Formula 1'de gazoz patlatılmasına CB danışmanından 'şeriatlı' savunma

Türkiye pandemi koşullarında milyonlarca lira harcanarak gerçekleştirilen Formula 1 yarışında yaşanları konuşmaya devam ediyor. 

Haber Merkezi

Türkiye pandemi koşullarında milyonlarca lira harcanarak gerçekleştirilen Formula 1 yarışında yaşanları konuşmaya devam ediyor. 

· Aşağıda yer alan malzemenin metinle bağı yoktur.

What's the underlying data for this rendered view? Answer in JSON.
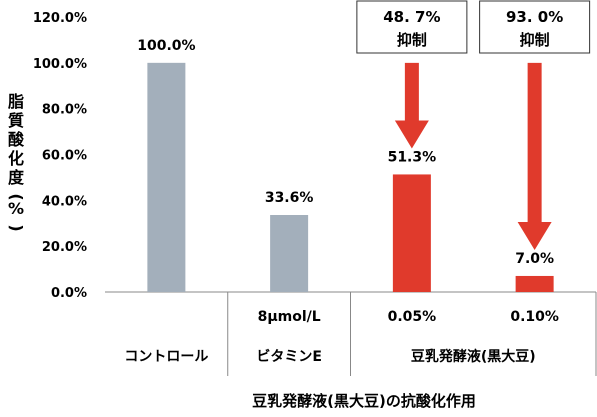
{
  "chart_data": {
    "type": "bar",
    "categories": [
      "コントロール",
      "ビタミンE",
      "豆乳発酵液(黒大豆)",
      "豆乳発酵液(黒大豆)"
    ],
    "category_groups": [
      {
        "sub": "",
        "label": "コントロール"
      },
      {
        "sub": "8μmol/L",
        "label": "ビタミンE"
      },
      {
        "subs": [
          "0.05%",
          "0.10%"
        ],
        "label": "豆乳発酵液(黒大豆)"
      }
    ],
    "values": [
      100.0,
      33.6,
      51.3,
      7.0
    ],
    "value_labels": [
      "100.0%",
      "33.6%",
      "51.3%",
      "7.0%"
    ],
    "bar_colors": [
      "#a3afbb",
      "#a3afbb",
      "#e03a2c",
      "#e03a2c"
    ],
    "ylabel": "脂質酸化度(%)",
    "ylim": [
      0,
      120
    ],
    "yticks": [
      "0.0%",
      "20.0%",
      "40.0%",
      "60.0%",
      "80.0%",
      "100.0%",
      "120.0%"
    ],
    "xlabel": "豆乳発酵液(黒大豆)の抗酸化作用",
    "annotations": [
      {
        "bar": 2,
        "value": "48.7%",
        "value_text": "48. 7%",
        "label": "抑制"
      },
      {
        "bar": 3,
        "value": "93.0%",
        "value_text": "93. 0%",
        "label": "抑制"
      }
    ],
    "grid": false,
    "legend": "none",
    "arrow_color": "#e03a2c",
    "axis_color": "#888888"
  }
}
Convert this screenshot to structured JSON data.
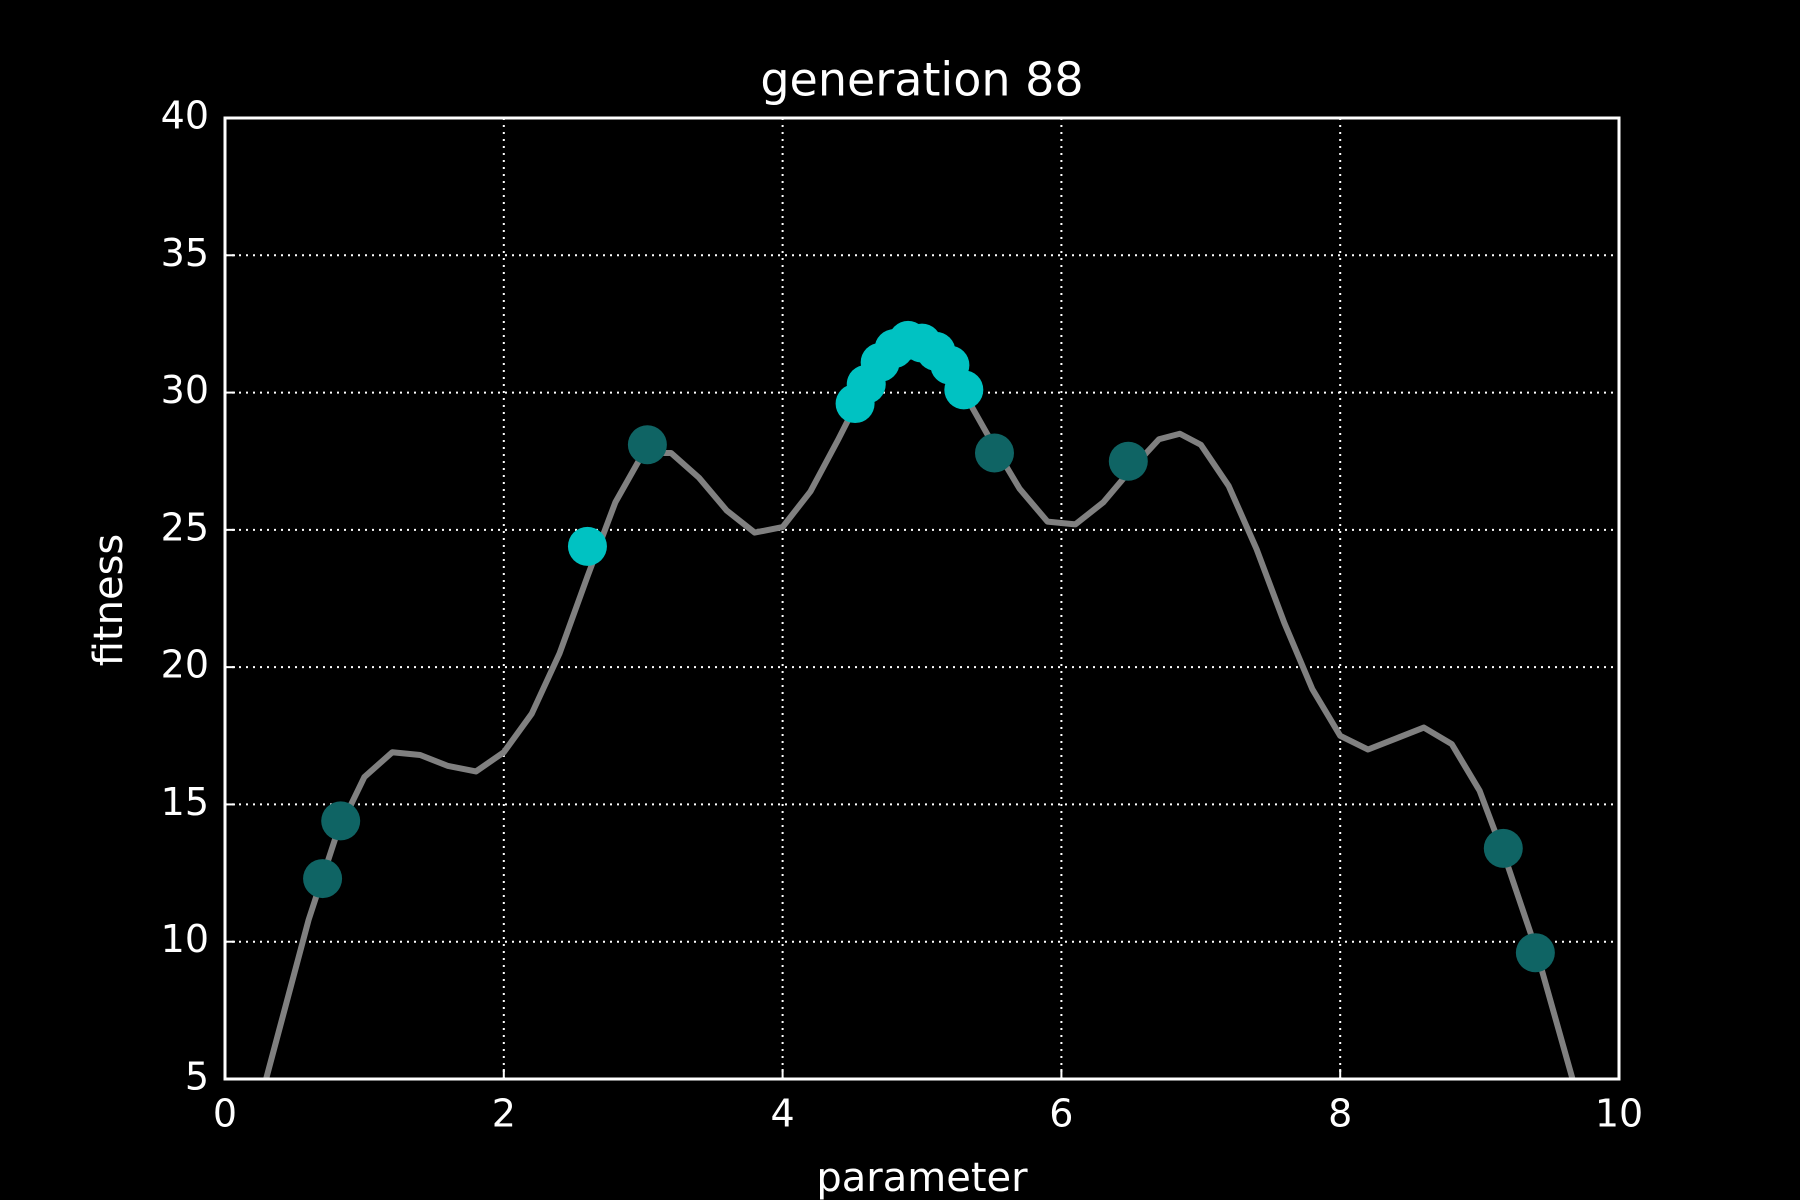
{
  "chart_data": {
    "type": "scatter",
    "title": "generation 88",
    "x_label": "parameter",
    "y_label": "fitness",
    "xlim": [
      0,
      10
    ],
    "ylim": [
      5,
      40
    ],
    "xticks": [
      0,
      2,
      4,
      6,
      8,
      10
    ],
    "yticks": [
      5,
      10,
      15,
      20,
      25,
      30,
      35,
      40
    ],
    "grid": true,
    "series": [
      {
        "type": "line",
        "color": "#808080",
        "x": [
          0.2,
          0.4,
          0.6,
          0.8,
          1.0,
          1.2,
          1.4,
          1.6,
          1.8,
          2.0,
          2.2,
          2.4,
          2.6,
          2.8,
          3.0,
          3.2,
          3.4,
          3.6,
          3.8,
          4.0,
          4.2,
          4.4,
          4.6,
          4.8,
          4.95,
          5.1,
          5.3,
          5.5,
          5.7,
          5.9,
          6.1,
          6.3,
          6.5,
          6.7,
          6.85,
          7.0,
          7.2,
          7.4,
          7.6,
          7.8,
          8.0,
          8.2,
          8.4,
          8.6,
          8.8,
          9.0,
          9.2,
          9.4,
          9.6,
          9.8
        ],
        "values": [
          3.2,
          7.0,
          10.8,
          13.9,
          16.0,
          16.9,
          16.8,
          16.4,
          16.2,
          16.9,
          18.3,
          20.5,
          23.3,
          26.0,
          27.8,
          27.8,
          26.9,
          25.7,
          24.9,
          25.1,
          26.4,
          28.3,
          30.3,
          31.6,
          31.9,
          31.5,
          30.0,
          28.2,
          26.5,
          25.3,
          25.2,
          26.0,
          27.2,
          28.3,
          28.5,
          28.1,
          26.6,
          24.3,
          21.6,
          19.2,
          17.5,
          17.0,
          17.4,
          17.8,
          17.2,
          15.5,
          12.8,
          9.8,
          6.2,
          2.6
        ]
      },
      {
        "type": "scatter",
        "color": "#0f6464",
        "x": [
          0.7,
          0.83,
          3.03,
          5.52,
          6.48,
          9.17,
          9.4
        ],
        "values": [
          12.3,
          14.4,
          28.1,
          27.8,
          27.5,
          13.4,
          9.6
        ]
      },
      {
        "type": "scatter",
        "color": "#00c2c2",
        "x": [
          2.6,
          4.52,
          4.6,
          4.7,
          4.8,
          4.9,
          5.0,
          5.1,
          5.2,
          5.3
        ],
        "values": [
          24.4,
          29.6,
          30.3,
          31.1,
          31.6,
          31.9,
          31.8,
          31.5,
          31.0,
          30.1
        ]
      }
    ]
  }
}
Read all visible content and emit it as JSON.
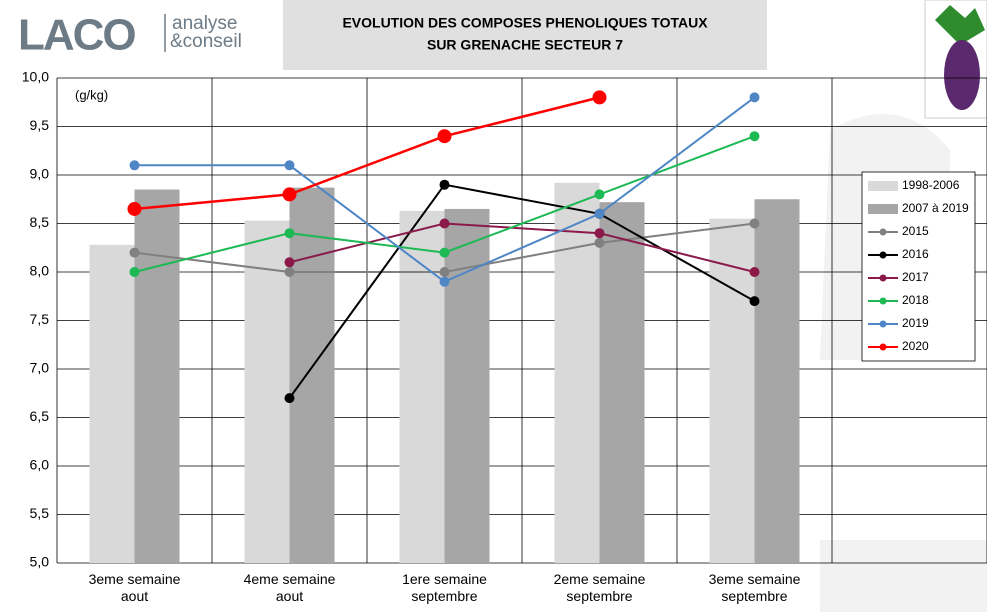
{
  "logo": {
    "name": "LACO",
    "tagline": [
      "analyse",
      "&conseil"
    ]
  },
  "chart_data": {
    "type": "combo",
    "title": [
      "EVOLUTION DES COMPOSES PHENOLIQUES TOTAUX",
      "SUR GRENACHE SECTEUR 7"
    ],
    "y_unit": "(g/kg)",
    "categories": [
      "3eme semaine aout",
      "4eme semaine aout",
      "1ere semaine septembre",
      "2eme semaine septembre",
      "3eme semaine septembre",
      null
    ],
    "ylim": [
      5,
      10
    ],
    "yticks": [
      {
        "value": 5,
        "label": "5,0"
      },
      {
        "value": 5.5,
        "label": "5,5"
      },
      {
        "value": 6,
        "label": "6,0"
      },
      {
        "value": 6.5,
        "label": "6,5"
      },
      {
        "value": 7,
        "label": "7,0"
      },
      {
        "value": 7.5,
        "label": "7,5"
      },
      {
        "value": 8,
        "label": "8,0"
      },
      {
        "value": 8.5,
        "label": "8,5"
      },
      {
        "value": 9,
        "label": "9,0"
      },
      {
        "value": 9.5,
        "label": "9,5"
      },
      {
        "value": 10,
        "label": "10,0"
      }
    ],
    "grid": true,
    "legend": "right",
    "series": [
      {
        "name": "1998-2006",
        "type": "bar",
        "color": "#d9d9d9",
        "values": [
          8.28,
          8.53,
          8.63,
          8.92,
          8.55,
          null
        ]
      },
      {
        "name": "2007 à 2019",
        "type": "bar",
        "color": "#a6a6a6",
        "values": [
          8.85,
          8.87,
          8.65,
          8.72,
          8.75,
          null
        ]
      },
      {
        "name": "2015",
        "type": "line",
        "color": "#808080",
        "marker_radius": 5,
        "values": [
          8.2,
          8.0,
          8.0,
          8.3,
          8.5,
          null
        ]
      },
      {
        "name": "2016",
        "type": "line",
        "color": "#000000",
        "marker_radius": 5,
        "values": [
          null,
          6.7,
          8.9,
          8.6,
          7.7,
          null
        ]
      },
      {
        "name": "2017",
        "type": "line",
        "color": "#8b1a4a",
        "marker_radius": 5,
        "values": [
          null,
          8.1,
          8.5,
          8.4,
          8.0,
          null
        ]
      },
      {
        "name": "2018",
        "type": "line",
        "color": "#1db954",
        "marker_radius": 5,
        "values": [
          8.0,
          8.4,
          8.2,
          8.8,
          9.4,
          null
        ]
      },
      {
        "name": "2019",
        "type": "line",
        "color": "#4f86c6",
        "marker_radius": 5,
        "values": [
          9.1,
          9.1,
          7.9,
          8.6,
          9.8,
          null
        ]
      },
      {
        "name": "2020",
        "type": "line",
        "color": "#ff0000",
        "marker_radius": 7,
        "values": [
          8.65,
          8.8,
          9.4,
          9.8,
          null,
          null
        ]
      }
    ]
  }
}
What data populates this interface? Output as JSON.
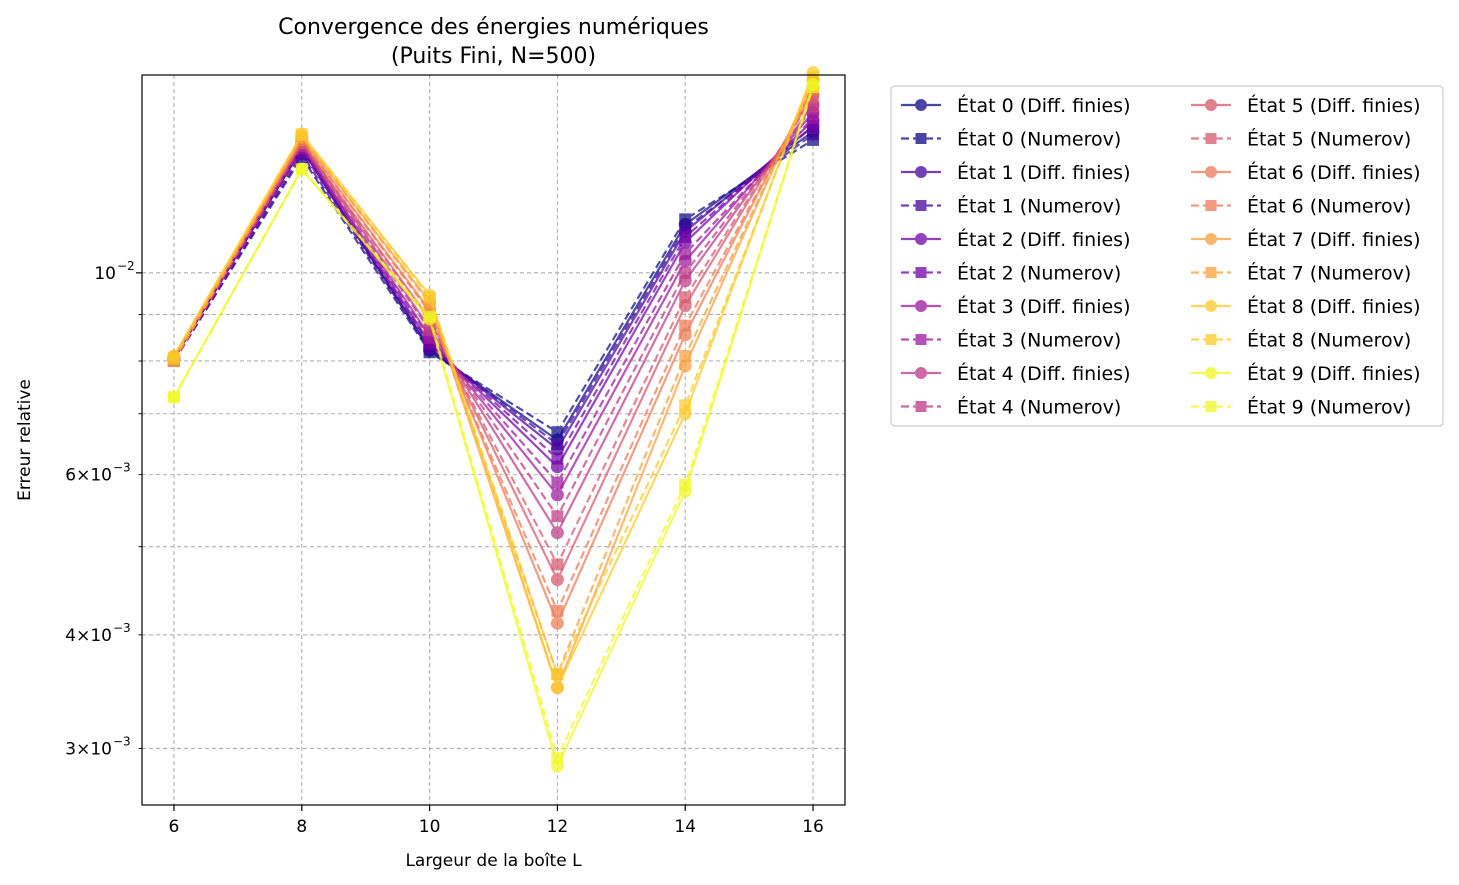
{
  "chart_data": {
    "type": "line",
    "title": "Convergence des énergies numériques\n(Puits Fini, N=500)",
    "xlabel": "Largeur de la boîte L",
    "ylabel": "Erreur relative",
    "yscale": "log",
    "xlim": [
      5.5,
      16.5
    ],
    "ylim": [
      0.0026,
      0.0165
    ],
    "x": [
      6,
      8,
      10,
      12,
      14,
      16
    ],
    "x_ticks": [
      6,
      8,
      10,
      12,
      14,
      16
    ],
    "x_tick_labels": [
      "6",
      "8",
      "10",
      "12",
      "14",
      "16"
    ],
    "y_ticks_major": [
      0.01
    ],
    "y_ticks_major_labels": [
      "10",
      "−2"
    ],
    "y_ticks_minor": [
      0.003,
      0.004,
      0.006
    ],
    "y_ticks_minor_labels": [
      {
        "mantissa": "3×10",
        "exp": "−3"
      },
      {
        "mantissa": "4×10",
        "exp": "−3"
      },
      {
        "mantissa": "6×10",
        "exp": "−3"
      }
    ],
    "grid_y": [
      0.003,
      0.004,
      0.005,
      0.006,
      0.007,
      0.008,
      0.009,
      0.01
    ],
    "grid": true,
    "legend_placement": "outside-right",
    "legend_columns": 2,
    "series": [
      {
        "name": "État 0 (Diff. finies)",
        "color": "#0d0887",
        "dash": false,
        "marker": "circle",
        "values": [
          0.00805,
          0.0137,
          0.00822,
          0.00655,
          0.0113,
          0.0143
        ]
      },
      {
        "name": "État 0 (Numerov)",
        "color": "#0d0887",
        "dash": true,
        "marker": "square",
        "values": [
          0.008,
          0.0134,
          0.00818,
          0.00668,
          0.01145,
          0.014
        ]
      },
      {
        "name": "État 1 (Diff. finies)",
        "color": "#46039f",
        "dash": false,
        "marker": "circle",
        "values": [
          0.00805,
          0.0137,
          0.00828,
          0.0064,
          0.0111,
          0.0145
        ]
      },
      {
        "name": "État 1 (Numerov)",
        "color": "#46039f",
        "dash": true,
        "marker": "square",
        "values": [
          0.008,
          0.0135,
          0.00825,
          0.00648,
          0.0112,
          0.0142
        ]
      },
      {
        "name": "État 2 (Diff. finies)",
        "color": "#7201a8",
        "dash": false,
        "marker": "circle",
        "values": [
          0.00806,
          0.0138,
          0.00838,
          0.00612,
          0.0108,
          0.0147
        ]
      },
      {
        "name": "État 2 (Numerov)",
        "color": "#7201a8",
        "dash": true,
        "marker": "square",
        "values": [
          0.008,
          0.0136,
          0.00835,
          0.00625,
          0.01095,
          0.0145
        ]
      },
      {
        "name": "État 3 (Diff. finies)",
        "color": "#9c179e",
        "dash": false,
        "marker": "circle",
        "values": [
          0.00806,
          0.0138,
          0.00852,
          0.0057,
          0.0103,
          0.015
        ]
      },
      {
        "name": "État 3 (Numerov)",
        "color": "#9c179e",
        "dash": true,
        "marker": "square",
        "values": [
          0.008,
          0.0137,
          0.00848,
          0.00588,
          0.0105,
          0.0148
        ]
      },
      {
        "name": "État 4 (Diff. finies)",
        "color": "#bd3786",
        "dash": false,
        "marker": "circle",
        "values": [
          0.00807,
          0.0139,
          0.0087,
          0.00518,
          0.0098,
          0.0153
        ]
      },
      {
        "name": "État 4 (Numerov)",
        "color": "#bd3786",
        "dash": true,
        "marker": "square",
        "values": [
          0.008,
          0.0138,
          0.00865,
          0.0054,
          0.01,
          0.0152
        ]
      },
      {
        "name": "État 5 (Diff. finies)",
        "color": "#d8576b",
        "dash": false,
        "marker": "circle",
        "values": [
          0.00808,
          0.0139,
          0.0089,
          0.0046,
          0.0092,
          0.0157
        ]
      },
      {
        "name": "État 5 (Numerov)",
        "color": "#d8576b",
        "dash": true,
        "marker": "square",
        "values": [
          0.008,
          0.0139,
          0.00885,
          0.00478,
          0.0094,
          0.0156
        ]
      },
      {
        "name": "État 6 (Diff. finies)",
        "color": "#ed7953",
        "dash": false,
        "marker": "circle",
        "values": [
          0.00808,
          0.014,
          0.0091,
          0.00412,
          0.00855,
          0.016
        ]
      },
      {
        "name": "État 6 (Numerov)",
        "color": "#ed7953",
        "dash": true,
        "marker": "square",
        "values": [
          0.008,
          0.014,
          0.00905,
          0.00425,
          0.00875,
          0.0159
        ]
      },
      {
        "name": "État 7 (Diff. finies)",
        "color": "#fb9f3a",
        "dash": false,
        "marker": "circle",
        "values": [
          0.00809,
          0.0141,
          0.0093,
          0.0035,
          0.0079,
          0.0163
        ]
      },
      {
        "name": "État 7 (Numerov)",
        "color": "#fb9f3a",
        "dash": true,
        "marker": "square",
        "values": [
          0.008,
          0.0141,
          0.00925,
          0.00362,
          0.0081,
          0.0162
        ]
      },
      {
        "name": "État 8 (Diff. finies)",
        "color": "#fdca26",
        "dash": false,
        "marker": "circle",
        "values": [
          0.0081,
          0.0142,
          0.00945,
          0.0035,
          0.007,
          0.0166
        ]
      },
      {
        "name": "État 8 (Numerov)",
        "color": "#fdca26",
        "dash": true,
        "marker": "square",
        "values": [
          0.00805,
          0.0142,
          0.0094,
          0.00362,
          0.00715,
          0.0164
        ]
      },
      {
        "name": "État 9 (Diff. finies)",
        "color": "#f0f921",
        "dash": false,
        "marker": "circle",
        "values": [
          0.0073,
          0.013,
          0.0089,
          0.00287,
          0.00575,
          0.0161
        ]
      },
      {
        "name": "État 9 (Numerov)",
        "color": "#f0f921",
        "dash": true,
        "marker": "square",
        "values": [
          0.0073,
          0.013,
          0.00895,
          0.00293,
          0.00585,
          0.016
        ]
      }
    ]
  }
}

Bir yandan otomobil tekellerinin "zengin sporu" olarak bilinen Formula 1'deki gösterileri, diğer taraftan AKP'nin bu spordan faydalanma çabaları tuhaf tartışmalara neden oldu.

Mercedes Formula 1 takımının CEO’su Toto Wolff İstanbul’da koşulan ve takımın Britanyalı pilotu Lewis Hamilton’ın kazandığı Türkiye Grand Prix’sinde, kutlamalar esnasında kendilerine Sprite marka gazoz verildiğini söyledi ve durumla dalga geçti.

Britanyalı pilotla birlikte podyumda bu başarıyı kutlayan Avusturyalı yatırımcı Wolff, daha sonra Sky Sports’a yaptığı açıklamada “Birlikte eve gideceğiz ve (kutlamada) az önce podyumda gördüğümüz Sprite’tan farklı şeyler olacak” dedi.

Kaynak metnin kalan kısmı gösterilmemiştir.